The recent multiple suicide attacks on a Christian town in Lebanon -- including a crowd that preparing for a funeral -- have gotten well-deserved attention from mainstream media like the New York Times and the Associated Press. But the Times' eye is sharper than AP's.

On a single day, eight men fired shots and blew themselves up in Al Qaa for no apparent reason than the faith of most of the residents. The Times' report on the attack aptly conveys the dismay and desperation of the townspeople.

The story also spells out two dilemmas -- questions that also plague people in Europe, Turkey and the United States:

In many ways, the questions in Al Qaa echo those that followed attacks in Orlando, Fla.; Paris; and Istanbul: How can a community protect itself from a lone assailant or a small team of attackers with guns or bombs?

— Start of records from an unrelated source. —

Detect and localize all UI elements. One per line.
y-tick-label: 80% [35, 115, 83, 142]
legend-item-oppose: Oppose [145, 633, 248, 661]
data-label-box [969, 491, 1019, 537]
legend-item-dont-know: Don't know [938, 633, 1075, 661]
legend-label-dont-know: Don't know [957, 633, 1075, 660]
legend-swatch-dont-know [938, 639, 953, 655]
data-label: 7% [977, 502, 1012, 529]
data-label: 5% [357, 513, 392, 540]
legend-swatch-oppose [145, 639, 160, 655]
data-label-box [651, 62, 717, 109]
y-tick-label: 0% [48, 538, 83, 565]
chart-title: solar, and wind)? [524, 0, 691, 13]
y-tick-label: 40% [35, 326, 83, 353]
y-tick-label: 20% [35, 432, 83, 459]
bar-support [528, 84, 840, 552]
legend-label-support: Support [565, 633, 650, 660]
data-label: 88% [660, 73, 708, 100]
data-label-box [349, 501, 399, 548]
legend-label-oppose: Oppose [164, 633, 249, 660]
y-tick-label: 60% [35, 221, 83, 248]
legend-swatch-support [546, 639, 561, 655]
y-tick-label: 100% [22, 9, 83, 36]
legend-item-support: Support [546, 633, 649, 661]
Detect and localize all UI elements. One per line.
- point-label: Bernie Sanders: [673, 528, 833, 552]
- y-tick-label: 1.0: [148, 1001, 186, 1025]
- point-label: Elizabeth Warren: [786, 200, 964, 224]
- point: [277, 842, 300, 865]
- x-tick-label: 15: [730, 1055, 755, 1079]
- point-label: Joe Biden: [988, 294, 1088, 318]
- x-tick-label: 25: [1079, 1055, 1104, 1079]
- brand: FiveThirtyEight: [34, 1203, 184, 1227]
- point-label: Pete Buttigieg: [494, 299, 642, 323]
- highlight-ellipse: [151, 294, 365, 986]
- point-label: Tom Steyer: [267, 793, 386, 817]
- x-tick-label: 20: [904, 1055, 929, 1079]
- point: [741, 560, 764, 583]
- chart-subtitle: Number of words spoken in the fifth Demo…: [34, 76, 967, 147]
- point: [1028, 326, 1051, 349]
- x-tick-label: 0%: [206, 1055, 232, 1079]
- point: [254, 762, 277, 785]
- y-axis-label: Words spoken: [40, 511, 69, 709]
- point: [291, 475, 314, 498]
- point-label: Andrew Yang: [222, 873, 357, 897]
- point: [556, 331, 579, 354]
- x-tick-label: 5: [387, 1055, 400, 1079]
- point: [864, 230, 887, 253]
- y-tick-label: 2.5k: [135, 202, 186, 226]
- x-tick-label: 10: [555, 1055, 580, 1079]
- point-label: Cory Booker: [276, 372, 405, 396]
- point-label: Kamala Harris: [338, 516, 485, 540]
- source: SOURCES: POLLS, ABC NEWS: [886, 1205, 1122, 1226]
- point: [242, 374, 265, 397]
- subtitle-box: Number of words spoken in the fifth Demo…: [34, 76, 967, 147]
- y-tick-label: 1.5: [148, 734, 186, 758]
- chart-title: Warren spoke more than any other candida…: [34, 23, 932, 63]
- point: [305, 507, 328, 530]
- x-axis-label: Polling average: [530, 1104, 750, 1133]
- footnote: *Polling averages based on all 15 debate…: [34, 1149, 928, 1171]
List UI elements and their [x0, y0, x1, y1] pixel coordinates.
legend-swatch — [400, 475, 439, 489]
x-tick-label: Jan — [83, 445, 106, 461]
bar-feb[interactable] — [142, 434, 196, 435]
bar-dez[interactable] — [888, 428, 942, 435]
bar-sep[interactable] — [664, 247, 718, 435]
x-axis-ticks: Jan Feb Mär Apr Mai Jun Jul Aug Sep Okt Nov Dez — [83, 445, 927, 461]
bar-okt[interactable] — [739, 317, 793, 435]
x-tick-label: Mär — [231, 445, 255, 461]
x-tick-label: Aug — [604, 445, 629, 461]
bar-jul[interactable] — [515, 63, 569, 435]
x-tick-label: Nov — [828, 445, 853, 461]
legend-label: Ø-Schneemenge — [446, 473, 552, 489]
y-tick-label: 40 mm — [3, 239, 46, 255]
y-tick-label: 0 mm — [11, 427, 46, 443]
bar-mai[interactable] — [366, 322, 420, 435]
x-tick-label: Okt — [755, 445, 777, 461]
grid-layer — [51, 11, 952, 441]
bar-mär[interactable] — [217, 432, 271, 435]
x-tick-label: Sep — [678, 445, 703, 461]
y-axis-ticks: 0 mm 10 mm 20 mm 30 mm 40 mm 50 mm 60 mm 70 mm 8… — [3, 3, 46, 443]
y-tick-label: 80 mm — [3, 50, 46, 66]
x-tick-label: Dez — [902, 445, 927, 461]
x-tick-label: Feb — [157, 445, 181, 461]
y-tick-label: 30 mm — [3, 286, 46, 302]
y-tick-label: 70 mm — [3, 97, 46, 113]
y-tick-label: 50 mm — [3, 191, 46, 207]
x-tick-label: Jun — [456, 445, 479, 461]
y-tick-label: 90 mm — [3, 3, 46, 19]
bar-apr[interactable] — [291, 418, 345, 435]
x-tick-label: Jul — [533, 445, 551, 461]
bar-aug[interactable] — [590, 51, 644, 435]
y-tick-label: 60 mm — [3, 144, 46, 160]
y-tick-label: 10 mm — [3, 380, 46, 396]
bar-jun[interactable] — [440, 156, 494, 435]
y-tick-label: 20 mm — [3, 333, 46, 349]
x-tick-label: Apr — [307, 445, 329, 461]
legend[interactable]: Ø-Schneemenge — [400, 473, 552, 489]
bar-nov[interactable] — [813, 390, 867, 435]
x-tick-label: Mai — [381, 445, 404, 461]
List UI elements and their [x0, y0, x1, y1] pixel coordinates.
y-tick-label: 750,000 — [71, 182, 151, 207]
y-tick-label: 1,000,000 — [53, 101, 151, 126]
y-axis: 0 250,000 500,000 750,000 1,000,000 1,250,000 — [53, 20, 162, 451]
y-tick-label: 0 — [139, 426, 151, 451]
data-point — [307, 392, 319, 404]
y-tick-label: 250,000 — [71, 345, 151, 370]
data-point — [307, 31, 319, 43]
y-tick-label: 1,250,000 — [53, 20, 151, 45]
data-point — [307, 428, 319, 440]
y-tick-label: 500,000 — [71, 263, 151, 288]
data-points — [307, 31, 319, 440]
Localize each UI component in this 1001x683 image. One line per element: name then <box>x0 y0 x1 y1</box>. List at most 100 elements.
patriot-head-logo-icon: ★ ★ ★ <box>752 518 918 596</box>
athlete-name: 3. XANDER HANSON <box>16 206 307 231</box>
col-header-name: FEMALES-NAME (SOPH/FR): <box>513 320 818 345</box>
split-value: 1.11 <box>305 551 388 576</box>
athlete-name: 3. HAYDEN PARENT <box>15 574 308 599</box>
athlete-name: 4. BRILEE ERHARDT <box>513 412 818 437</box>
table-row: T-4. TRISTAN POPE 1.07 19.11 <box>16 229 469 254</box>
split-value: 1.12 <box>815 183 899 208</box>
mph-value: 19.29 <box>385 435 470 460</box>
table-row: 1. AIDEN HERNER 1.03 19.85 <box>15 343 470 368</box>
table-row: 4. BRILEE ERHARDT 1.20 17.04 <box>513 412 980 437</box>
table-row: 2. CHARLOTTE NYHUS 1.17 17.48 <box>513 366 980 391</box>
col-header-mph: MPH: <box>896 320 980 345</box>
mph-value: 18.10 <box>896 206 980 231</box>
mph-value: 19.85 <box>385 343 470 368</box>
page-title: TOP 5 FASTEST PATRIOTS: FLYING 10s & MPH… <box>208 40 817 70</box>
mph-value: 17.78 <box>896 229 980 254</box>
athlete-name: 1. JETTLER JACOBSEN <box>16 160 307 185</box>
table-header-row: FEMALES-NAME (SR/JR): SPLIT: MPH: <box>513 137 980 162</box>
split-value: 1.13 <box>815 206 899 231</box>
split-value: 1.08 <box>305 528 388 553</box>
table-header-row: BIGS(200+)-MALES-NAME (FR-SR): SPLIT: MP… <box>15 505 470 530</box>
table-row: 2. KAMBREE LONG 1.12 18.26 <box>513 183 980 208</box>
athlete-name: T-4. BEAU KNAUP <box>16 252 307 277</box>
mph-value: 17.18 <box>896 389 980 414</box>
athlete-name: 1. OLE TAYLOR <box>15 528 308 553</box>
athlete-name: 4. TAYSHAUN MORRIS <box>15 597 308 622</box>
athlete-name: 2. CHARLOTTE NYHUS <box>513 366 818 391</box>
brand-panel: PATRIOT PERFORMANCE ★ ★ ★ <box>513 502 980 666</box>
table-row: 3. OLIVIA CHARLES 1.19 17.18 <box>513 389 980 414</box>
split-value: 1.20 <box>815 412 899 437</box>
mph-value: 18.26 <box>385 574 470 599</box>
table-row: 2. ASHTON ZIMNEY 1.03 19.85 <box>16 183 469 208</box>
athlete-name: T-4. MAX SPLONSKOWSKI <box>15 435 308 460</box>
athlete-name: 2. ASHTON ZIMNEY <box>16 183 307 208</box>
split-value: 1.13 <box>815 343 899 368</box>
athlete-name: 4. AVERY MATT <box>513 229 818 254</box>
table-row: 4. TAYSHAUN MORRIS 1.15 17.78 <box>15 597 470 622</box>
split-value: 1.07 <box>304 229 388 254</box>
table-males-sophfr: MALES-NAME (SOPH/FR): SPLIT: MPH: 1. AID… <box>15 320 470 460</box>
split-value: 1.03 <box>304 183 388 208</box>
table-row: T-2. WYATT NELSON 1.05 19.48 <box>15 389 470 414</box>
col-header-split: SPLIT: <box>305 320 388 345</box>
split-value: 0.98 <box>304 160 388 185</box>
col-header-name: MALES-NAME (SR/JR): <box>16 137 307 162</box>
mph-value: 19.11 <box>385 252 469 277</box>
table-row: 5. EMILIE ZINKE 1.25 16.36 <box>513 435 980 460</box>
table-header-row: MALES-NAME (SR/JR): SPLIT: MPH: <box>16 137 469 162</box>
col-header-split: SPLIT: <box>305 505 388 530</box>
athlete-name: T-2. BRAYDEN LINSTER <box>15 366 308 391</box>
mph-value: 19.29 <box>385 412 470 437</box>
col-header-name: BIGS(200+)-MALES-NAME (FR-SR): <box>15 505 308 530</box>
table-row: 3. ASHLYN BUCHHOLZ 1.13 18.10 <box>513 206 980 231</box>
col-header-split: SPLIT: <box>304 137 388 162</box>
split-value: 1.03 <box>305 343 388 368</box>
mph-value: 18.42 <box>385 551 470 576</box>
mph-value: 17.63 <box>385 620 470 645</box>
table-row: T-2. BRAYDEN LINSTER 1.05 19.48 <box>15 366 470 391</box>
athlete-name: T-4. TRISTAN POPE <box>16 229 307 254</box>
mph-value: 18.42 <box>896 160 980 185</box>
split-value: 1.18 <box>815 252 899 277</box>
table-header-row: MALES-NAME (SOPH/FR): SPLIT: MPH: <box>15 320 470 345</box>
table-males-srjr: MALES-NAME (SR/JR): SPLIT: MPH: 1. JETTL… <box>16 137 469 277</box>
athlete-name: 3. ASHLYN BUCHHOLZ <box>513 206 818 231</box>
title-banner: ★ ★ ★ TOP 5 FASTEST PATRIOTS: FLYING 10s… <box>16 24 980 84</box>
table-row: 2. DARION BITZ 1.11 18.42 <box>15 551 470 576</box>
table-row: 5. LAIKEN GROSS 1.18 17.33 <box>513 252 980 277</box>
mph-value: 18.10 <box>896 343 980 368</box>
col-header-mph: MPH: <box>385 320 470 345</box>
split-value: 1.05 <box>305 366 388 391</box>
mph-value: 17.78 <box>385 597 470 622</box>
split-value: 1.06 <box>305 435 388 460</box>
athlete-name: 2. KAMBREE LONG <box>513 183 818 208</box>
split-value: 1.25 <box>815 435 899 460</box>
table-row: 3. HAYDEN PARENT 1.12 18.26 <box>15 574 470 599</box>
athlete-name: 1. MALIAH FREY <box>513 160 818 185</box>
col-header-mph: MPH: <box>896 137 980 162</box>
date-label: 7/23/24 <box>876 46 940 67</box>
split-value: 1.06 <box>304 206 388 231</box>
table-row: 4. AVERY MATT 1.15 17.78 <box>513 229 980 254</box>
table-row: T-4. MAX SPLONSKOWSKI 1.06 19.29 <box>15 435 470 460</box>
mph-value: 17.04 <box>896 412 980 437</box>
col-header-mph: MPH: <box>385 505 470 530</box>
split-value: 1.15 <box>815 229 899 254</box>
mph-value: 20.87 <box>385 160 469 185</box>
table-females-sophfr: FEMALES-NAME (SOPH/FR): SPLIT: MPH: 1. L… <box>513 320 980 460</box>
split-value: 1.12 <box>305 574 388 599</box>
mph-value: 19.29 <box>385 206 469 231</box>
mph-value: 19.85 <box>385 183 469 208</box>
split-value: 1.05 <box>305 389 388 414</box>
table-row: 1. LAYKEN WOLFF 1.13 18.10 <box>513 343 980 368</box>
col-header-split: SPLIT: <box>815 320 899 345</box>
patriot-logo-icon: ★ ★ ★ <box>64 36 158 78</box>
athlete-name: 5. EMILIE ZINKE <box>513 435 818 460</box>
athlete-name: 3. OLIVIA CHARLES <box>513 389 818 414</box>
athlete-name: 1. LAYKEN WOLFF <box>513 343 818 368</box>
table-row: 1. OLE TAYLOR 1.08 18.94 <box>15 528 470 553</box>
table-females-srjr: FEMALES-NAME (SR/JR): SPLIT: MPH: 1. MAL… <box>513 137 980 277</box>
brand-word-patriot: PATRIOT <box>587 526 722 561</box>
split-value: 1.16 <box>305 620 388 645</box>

And local leaders are struggling with the same issue facing Europe as it deals with its own influx of migrants: How to balance the desire to help with fears that the newcomers could harbor a threat?
"It is not easy for people, when their sons have died or are in critical condition, to differentiate between terrorists and refugees," the Rev. Elian Nasrallah, the Roman Catholic priest who oversees Al Qaa’s churches, said during an interview in his home. He had coordinated aid for refugees and would help lead the funeral for the town’s dead.

Although the shooting war is in Syria, across the border from Al Qaa's home in the Bekaa Valley, the fight has severely impacted the residents. As the Times reports, 20,000 refugees from the war have flooded into the area, overwhelming the local populace of 3,000.

The newspaper gives a taut, brutal narrative of the violence. It began early June 27 -- first striking one of the few Muslim resident families in Al Qaa, the paper notes.  A father and son saw a man in their garden; "When they confronted him, he blew himself up, wounding them both."